11
votes

TLDR: is it better to materialize a stream per request (i.e. use short-lived streams) or to use a single stream materialization across requests, when I have an outgoing http request as a part of the stream?

Details: I have a typical service that takes an HTTP request, scatters it to several 3rd party downstream services (not controlled by me) and aggregates the results before sending them back. I'm using akka-http for client implementation and spray for server (legacy, will move to akka-http over time). Schematically:

request -> map -1-*-> map -> 3rd party http -> map -*-1> aggregation -> response

This can be achieved either by materializing a stream per request or materializing (parts of) stream once and share it across requests.

Materializing per request incurs materialization overhead1 and it is not clear how to leverage connection pools with it. The problem is described here (many materializations can exhaust the pool). I can wrap a pool in a long-running http stream like here and wrap in a mapAsync "upstream", but the error handling strategy is not clear to me. When a single request fails and the stream is terminated, would it take down the pool as well? More, it seems I will need to reconcile requests and responses since they are not returned in order.

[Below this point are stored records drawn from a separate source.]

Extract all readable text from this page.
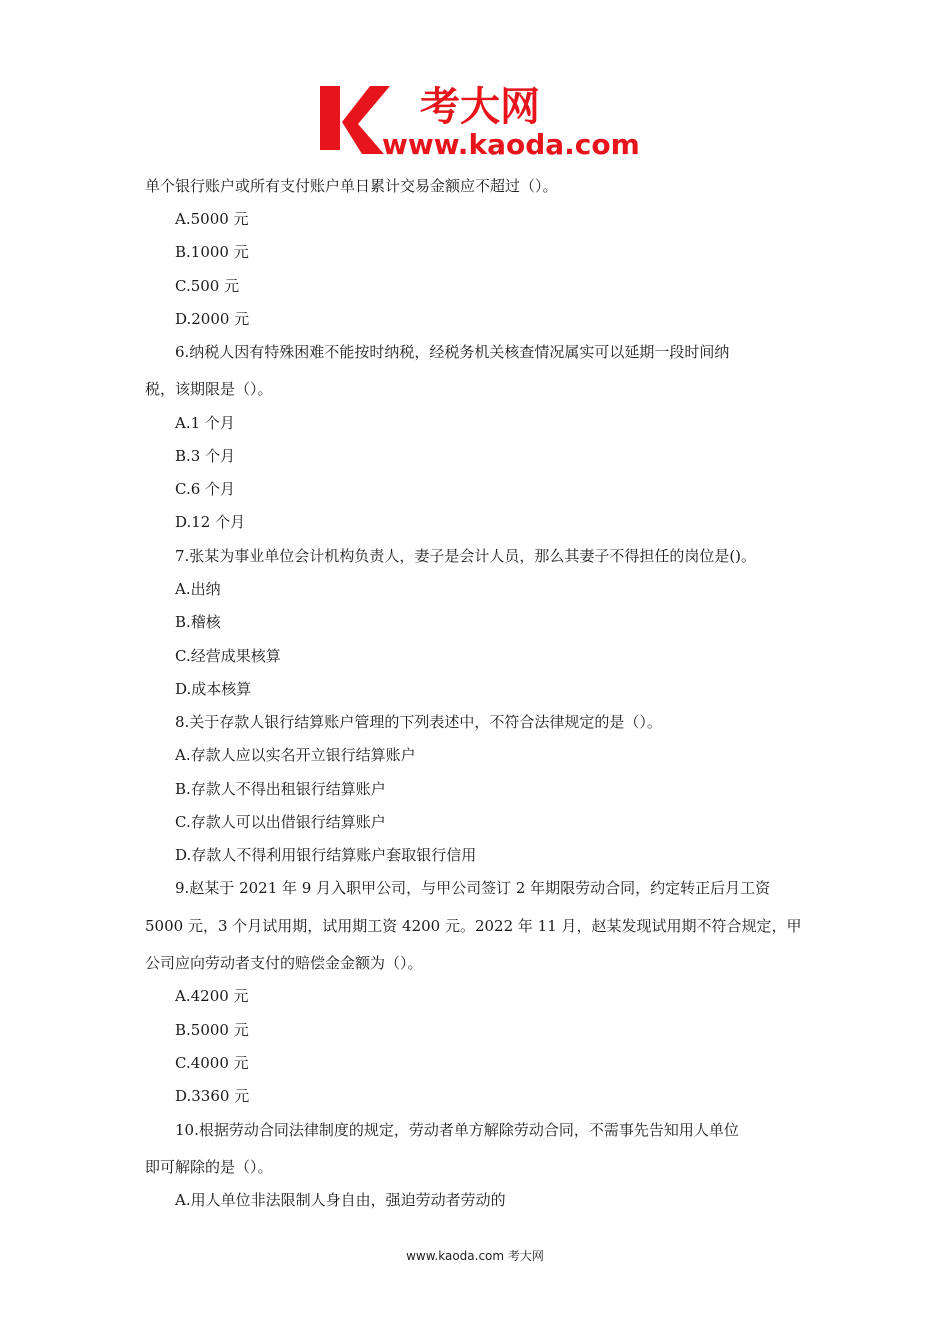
考大网
www.kaoda.com
单个银行账户或所有支付账户单日累计交易金额应不超过（）。
A.5000 元
B.1000 元
C.500 元
D.2000 元
6.纳税人因有特殊困难不能按时纳税，经税务机关核查情况属实可以延期一段时间纳
税，该期限是（）。
A.1 个月
B.3 个月
C.6 个月
D.12 个月
7.张某为事业单位会计机构负责人，妻子是会计人员，那么其妻子不得担任的岗位是()。
A.出纳
B.稽核
C.经营成果核算
D.成本核算
8.关于存款人银行结算账户管理的下列表述中，不符合法律规定的是（）。
A.存款人应以实名开立银行结算账户
B.存款人不得出租银行结算账户
C.存款人可以出借银行结算账户
D.存款人不得利用银行结算账户套取银行信用
9.赵某于 2021 年 9 月入职甲公司，与甲公司签订 2 年期限劳动合同，约定转正后月工资
5000 元，3 个月试用期，试用期工资 4200 元。2022 年 11 月，赵某发现试用期不符合规定，甲
公司应向劳动者支付的赔偿金金额为（）。
A.4200 元
B.5000 元
C.4000 元
D.3360 元
10.根据劳动合同法律制度的规定，劳动者单方解除劳动合同，不需事先告知用人单位
即可解除的是（）。
A.用人单位非法限制人身自由，强迫劳动者劳动的
www.kaoda.com 考大网
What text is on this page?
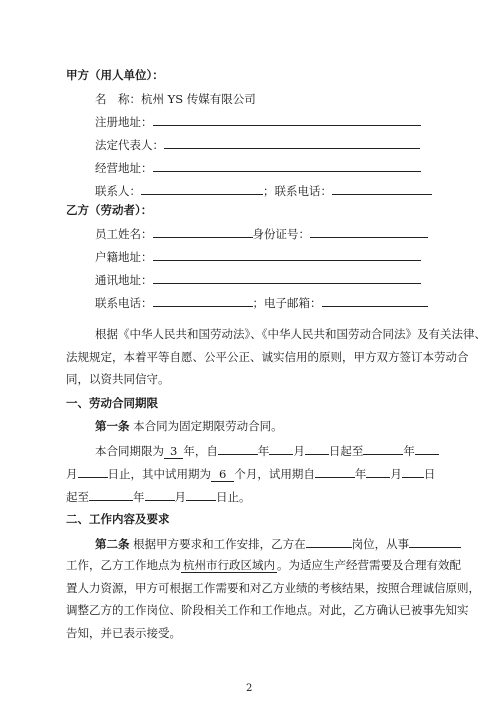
甲方（用人单位）：
名　称：杭州 YS 传媒有限公司
注册地址：
法定代表人：
经营地址：
联系人：	；联系电话：
乙方（劳动者）：
员工姓名：	身份证号：
户籍地址：
通讯地址：
联系电话：	；电子邮箱：
根据《中华人民共和国劳动法》、《中华人民共和国劳动合同法》及有关法律、
法规规定，本着平等自愿、公平公正、诚实信用的原则，甲方双方签订本劳动合
同，以资共同信守。
一、劳动合同期限
第一条 本合同为固定期限劳动合同。
本合同期限为 3 年，自	年 月 日起至	年
月	日止，其中试用期为 6 个月，试用期自	年 月 日
起至	年	月	日止。
二、工作内容及要求
第二条 根据甲方要求和工作安排，乙方在	岗位，从事
工作，乙方工作地点为 杭州市行政区域内 。为适应生产经营需要及合理有效配
置人力资源，甲方可根据工作需要和对乙方业绩的考核结果，按照合理诚信原则，
调整乙方的工作岗位、阶段相关工作和工作地点。对此，乙方确认已被事先知实
告知，并已表示接受。
2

// example of stream per request

val connectionFlow = Http().cachedHostConnectionPool[UUID](host, port)
val httpFlow: Flow[HttpRequest, Try[HttpResponse], NotUsed] =
    Flow[HttpRequest]
      .map(req => req -> UUID.randomUUID()) // I don't care about id because it's a single request per stream.
      .via(connectionFlow)
      .map { case (response, _) => response }

val result = Range(1 to 5).foreach{ i => {
  Source.single(i)
    .map(HttpRequest(...))
    .via(httpFlow)
    .mapAsync(1) {
       // response handling logic
    }
    .runWith(Sink.last)
})


// example of stream per request with long running http stream

// as defined in http://doc.akka.io/docs/akka-http/current/scala/http/client-side/host-level.html#using-the-host-level-api-with-a-queue
def queueRequest(request: HttpRequest): Future[HttpResponse]

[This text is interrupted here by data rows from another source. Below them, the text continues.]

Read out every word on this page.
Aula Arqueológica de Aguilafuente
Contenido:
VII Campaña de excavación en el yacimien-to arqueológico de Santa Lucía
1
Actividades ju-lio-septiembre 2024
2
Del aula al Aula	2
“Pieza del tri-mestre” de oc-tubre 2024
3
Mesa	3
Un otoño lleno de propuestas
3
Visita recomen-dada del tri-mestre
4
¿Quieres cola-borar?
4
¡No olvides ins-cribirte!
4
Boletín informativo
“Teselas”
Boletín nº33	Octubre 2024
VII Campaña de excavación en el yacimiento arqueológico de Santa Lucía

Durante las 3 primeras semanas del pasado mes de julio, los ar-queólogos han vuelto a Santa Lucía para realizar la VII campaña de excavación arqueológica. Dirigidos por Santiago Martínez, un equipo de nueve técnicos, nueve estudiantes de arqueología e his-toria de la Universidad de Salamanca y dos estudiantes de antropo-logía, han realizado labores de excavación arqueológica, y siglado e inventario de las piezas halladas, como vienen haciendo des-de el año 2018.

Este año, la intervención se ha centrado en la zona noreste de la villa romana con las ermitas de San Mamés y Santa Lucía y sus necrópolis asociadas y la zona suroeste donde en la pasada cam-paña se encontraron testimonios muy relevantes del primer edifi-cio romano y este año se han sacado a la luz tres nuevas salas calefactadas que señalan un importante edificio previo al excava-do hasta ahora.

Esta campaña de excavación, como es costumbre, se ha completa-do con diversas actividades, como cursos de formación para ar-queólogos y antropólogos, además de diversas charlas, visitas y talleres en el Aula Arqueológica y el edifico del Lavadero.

val result = Range(1 to 5).foreach{ i => {
  Source.single(i)
    .map(HttpRequest(...))
    .mapAsync(1)(queueRequest)
    .mapAsync(1) {
       // somehow reconcile request with response?
       // response handling logic
    }
    .runWith(Sink.last)
})

Sharing stream across requests has a similar issue of error handling - it seems that there are failure modes that can bring down that stream with all requests in-flight. The code will be similar to host level API, but with the queue fronting the whole stream.

Which way is better in this case?

I did try to implement both solutions, but there are many design choices at every stage of implementation, so it seems easy to screw up even on a "right" path.

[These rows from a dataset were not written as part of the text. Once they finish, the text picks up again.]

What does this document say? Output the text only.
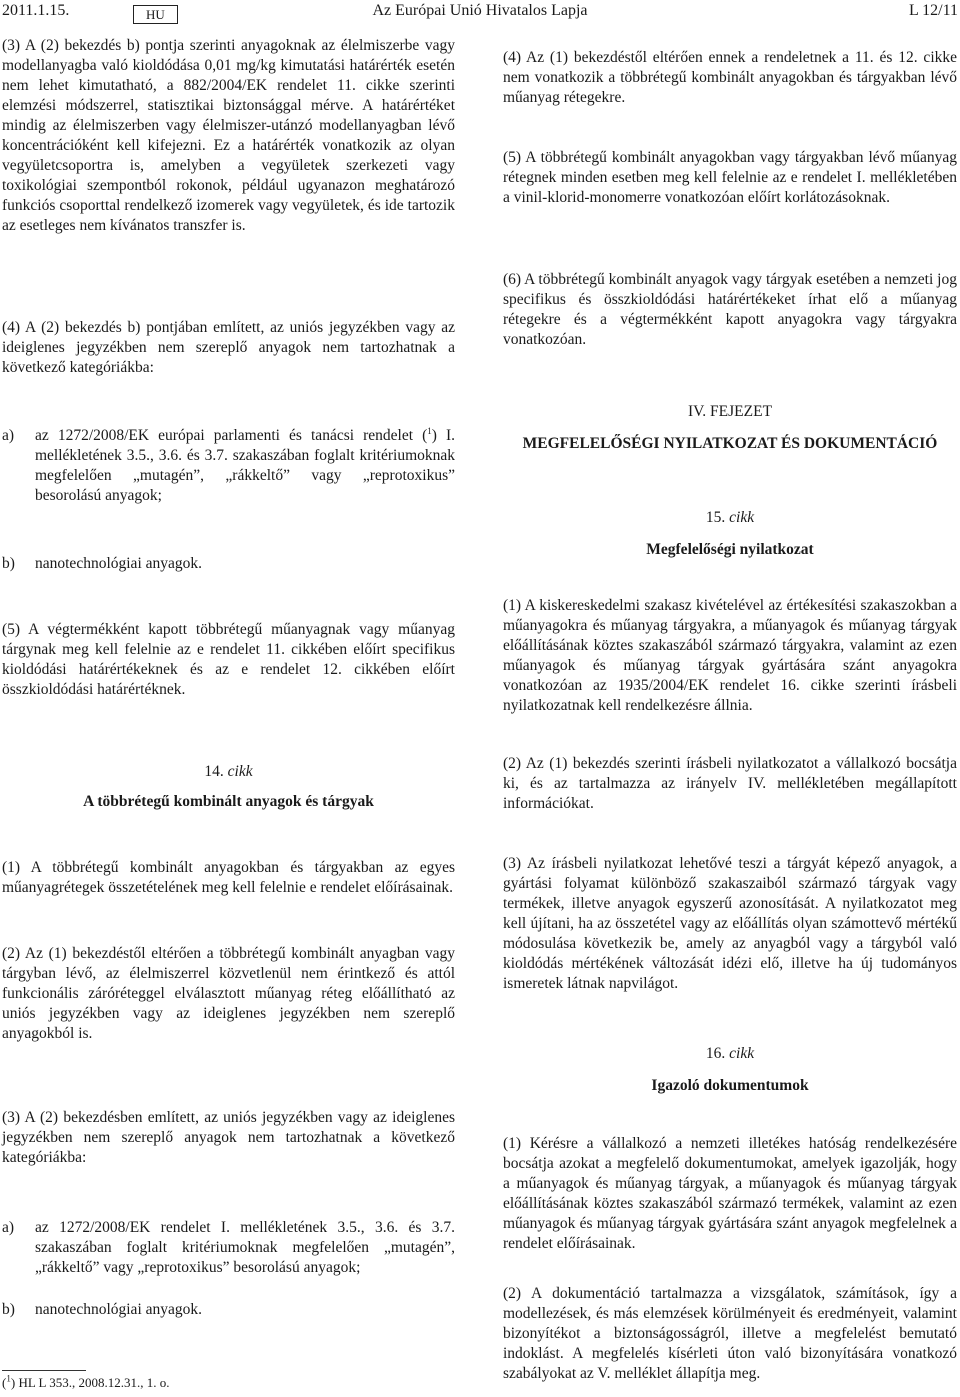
2011.1.15.	HU	Az Európai Unió Hivatalos Lapja	L 12/11

(3) A (2) bekezdés b) pontja szerinti anyagoknak az élelmiszerbe vagy modellanyagba való kioldódása 0,01 mg/kg kimutatási határérték esetén nem lehet kimutatható, a 882/2004/EK rendelet 11. cikke szerinti elemzési módszerrel, statisztikai biztonsággal mérve. A határértéket mindig az élelmiszerben vagy élelmiszer-utánzó modellanyagban lévő koncentrációként kell kifejezni. Ez a határérték vonatkozik az olyan vegyületcsoportra is, amelyben a vegyületek szerkezeti vagy toxikológiai szempontból rokonok, például ugyanazon meghatározó funkciós csoporttal rendelkező izomerek vagy vegyületek, és ide tartozik az esetleges nem kívánatos transzfer is.

(4) A (2) bekezdés b) pontjában említett, az uniós jegyzékben vagy az ideiglenes jegyzékben nem szereplő anyagok nem tartozhatnak a következő kategóriákba:

a)	az 1272/2008/EK európai parlamenti és tanácsi rendelet ($^1$) I. mellékletének 3.5., 3.6. és 3.7. szakaszában foglalt kritériumoknak megfelelően „mutagén”, „rákkeltő” vagy „reprotoxikus” besorolású anyagok;
b)	nanotechnológiai anyagok.

(5) A végtermékként kapott többrétegű műanyagnak vagy műanyag tárgynak meg kell felelnie az e rendelet 11. cikkében előírt specifikus kioldódási határértékeknek és az e rendelet 12. cikkében előírt összkioldódási határértéknek.

14. cikk

A többrétegű kombinált anyagok és tárgyak

(1) A többrétegű kombinált anyagokban és tárgyakban az egyes műanyagrétegek összetételének meg kell felelnie e rendelet előírásainak.

(2) Az (1) bekezdéstől eltérően a többrétegű kombinált anyagban vagy tárgyban lévő, az élelmiszerrel közvetlenül nem érintkező és attól funkcionális záróréteggel elválasztott műanyag réteg előállítható az uniós jegyzékben vagy az ideiglenes jegyzékben nem szereplő anyagokból is.

(3) A (2) bekezdésben említett, az uniós jegyzékben vagy az ideiglenes jegyzékben nem szereplő anyagok nem tartozhatnak a következő kategóriákba:

a)	az 1272/2008/EK rendelet I. mellékletének 3.5., 3.6. és 3.7. szakaszában foglalt kritériumoknak megfelelően „mutagén”, „rákkeltő” vagy „reprotoxikus” besorolású anyagok;
b)	nanotechnológiai anyagok.
($^1$) HL L 353., 2008.12.31., 1. o.

(4) Az (1) bekezdéstől eltérően ennek a rendeletnek a 11. és 12. cikke nem vonatkozik a többrétegű kombinált anyagokban és tárgyakban lévő műanyag rétegekre.

(5) A többrétegű kombinált anyagokban vagy tárgyakban lévő műanyag rétegnek minden esetben meg kell felelnie az e rendelet I. mellékletében a vinil-klorid-monomerre vonatkozóan előírt korlátozásoknak.

(6) A többrétegű kombinált anyagok vagy tárgyak esetében a nemzeti jog specifikus és összkioldódási határértékeket írhat elő a műanyag rétegekre és a végtermékként kapott anyagokra vagy tárgyakra vonatkozóan.

IV. FEJEZET

MEGFELELŐSÉGI NYILATKOZAT ÉS DOKUMENTÁCIÓ

15. cikk

Megfelelőségi nyilatkozat

(1) A kiskereskedelmi szakasz kivételével az értékesítési szakaszokban a műanyagokra és műanyag tárgyakra, a műanyagok és műanyag tárgyak előállításának köztes szakaszából származó tárgyakra, valamint az ezen műanyagok és műanyag tárgyak gyártására szánt anyagokra vonatkozóan az 1935/2004/EK rendelet 16. cikke szerinti írásbeli nyilatkozatnak kell rendelkezésre állnia.

(2) Az (1) bekezdés szerinti írásbeli nyilatkozatot a vállalkozó bocsátja ki, és az tartalmazza az irányelv IV. mellékletében megállapított információkat.

(3) Az írásbeli nyilatkozat lehetővé teszi a tárgyát képező anyagok, a gyártási folyamat különböző szakaszaiból származó tárgyak vagy termékek, illetve anyagok egyszerű azonosítását. A nyilatkozatot meg kell újítani, ha az összetétel vagy az előállítás olyan számottevő mértékű módosulása következik be, amely az anyagból vagy a tárgyból való kioldódás mértékének változását idézi elő, illetve ha új tudományos ismeretek látnak napvilágot.

16. cikk

Igazoló dokumentumok

(1) Kérésre a vállalkozó a nemzeti illetékes hatóság rendelkezésére bocsátja azokat a megfelelő dokumentumokat, amelyek igazolják, hogy a műanyagok és műanyag tárgyak, a műanyagok és műanyag tárgyak előállításának köztes szakaszából származó termékek, valamint az ezen műanyagok és műanyag tárgyak gyártására szánt anyagok megfelelnek a rendelet előírásainak.

(2) A dokumentáció tartalmazza a vizsgálatok, számítások, így a modellezések, és más elemzések körülményeit és eredményeit, valamint bizonyítékot a biztonságosságról, illetve a megfelelést bemutató indoklást. A megfelelés kísérleti úton való bizonyítására vonatkozó szabályokat az V. melléklet állapítja meg.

1Although I believe it is negligible, and it is the same way akka-http server operates.

1

1 Answers

1
votes

In general it is much better to use a single connection Flow and dispatch all of your requests through that single Flow. The primary reason is due to the fact that a new materialization may actually result in a new Connection being formed each time (depending on your connection pool settings).

You are correct that this results in a few complications:

Ordering: By providing a random UUID as the 2nd value in the tuple that you are passing to the connection flow you are eliminating your ability to correlate a request to a response. That extra T value in the tuple can be used as a "correlation id" to know which HttpResponse you are getting from the Flow. In your particular example you could use the initial Int from the Range you created:

val responseSource : Source[(Try[HttpResponse], Int), _] = 
  Source
    .fromIterator( () => Iterator range (0,5) )
    .map(i => HttpRequest(...) -> i)
    .via(connectionFlow)

Now each response comes with the original Int value which you can use to process the response.

Error Handling: You are incorrect in stating "a single request fails and the stream is terminated". A single request failure DOES NOT necessarily result in the stream failing. Rather, you will simply get a (Failure(exception), Int) value from the connection flow. You now know which Int caused the failure and you have the exception from the flow.